For Eric Huner, an East Setauket resident who regularly fishes out of Port Jefferson Harbor, catch-and-release is the only way to fish. And for the sake of the Long Island Sound, he hopes more people follow suit.
“My father used to encourage me to spare the life of the fish that I caught and with this I practiced catch-and-release,” he said.
Huner recalls his father as the kind of man who quite literally wouldn’t hurt a fly.
“He used to catch flies with his bare hands and let them go and he would do the same for spiders and other insects too,” he said. “He probably instilled this within me.”
With the Long Island Sound being an active waterway for recreational fishing, not releasing your catch could have disastrous results on the fish stock. Especially since regulations say only the bigger fish, dubbed 'lunkers' by fishermen, are allowed to be thrown into coolers and filleted for dinner.
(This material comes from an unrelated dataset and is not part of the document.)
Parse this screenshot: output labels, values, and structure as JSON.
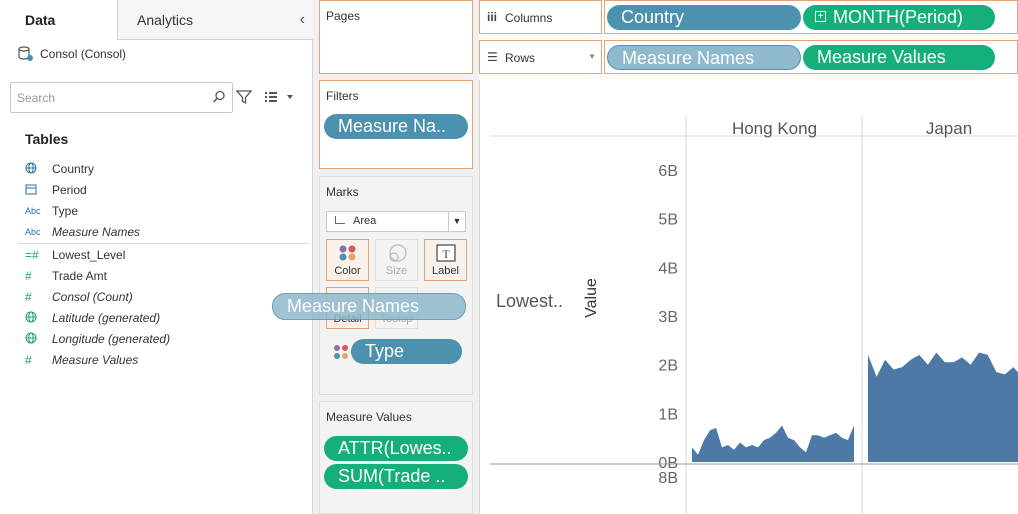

That leaves behind a population where fewer adult fish are available to reproduce, threatening the species as a whole, according to 1995 paper written for New York Sea Grant by Mark H. Malchoff and David B. MacNeill on the practice of catch-and-release.
“Natural mortality removes most fish before they get to be ‘lunkers,’ minimizing the fishing mortality helps ensure that bigger fish exist in the population,” they said.
They do point out that for catch-and-release to have a positive effect on increasing the health of fish populations, it’s important that released fish survive.
According to Huner, there are many factors that affect whether or not a fish lives after it's released.
He guessed that the average fisherman accidentally kills 40 percent of what he catches on bait and less than 10 percent on lures. That changes with more experienced fishermen.
“An experienced fisherman probably accidentally kills 20 percent on bait and less than 5 percent on artificial,” he said.
Judging by a 2003 study conducted by the New York State Department of Conservation, he may not be far off.
The report found 15 percent of striped bass hooked in the Hudson River died after they were released. And the kill rate on live bait was higher than using artificial lures.
The study also discovered that the death rate could be lowered by the use of a particular kind of hook called circle hooks.
Mark McGowan, owner of Cow Harbor Bait and Tackle in Northport said the reason circle hooks are better is in the way they snag the fish.
“Circle hooks are designed to catch fish in the jaw rather than gut hook the fish,” he said.
A gut hook is when the fish swallows the bait and the hook gets stuck deeper inside its body.
Huner uses circle hooks for the same reason. He also combines the right tackle with the right technique to preserve the fish.
“I set the hook on fish in a timely manner,” he said. “I don't wait forever to strike the fish.”
While a fish dinner might seem the perfect prize after a big catch, Huner says a simple photo can suffice.
“I usually de-hook a fish, try to get a quick photo, and then I return the fish,” said Huner.
Part of the problem is that many anglers don't understand is that there’s also a proper way to release a fish to minimize harm.
“I don’t just throw the fish in like a baseball,” he said. “I lean over the side of the boat and hold the fish by the tail and face the fish into the current and push the fish back and forth so that oxygenated water can pass through the gills.”
Huner, who is originally from Syracuse, started fishing the freshwater lakes of upstate New York when he was five. Wherever he went he said he had a fishing pole with him.
At 41 years old, fishing brings him back to his youth and the lessons his father taught him about preserving the life of a fish.
“Now that he has died, I feel a connection with him every time I release fish,” he said.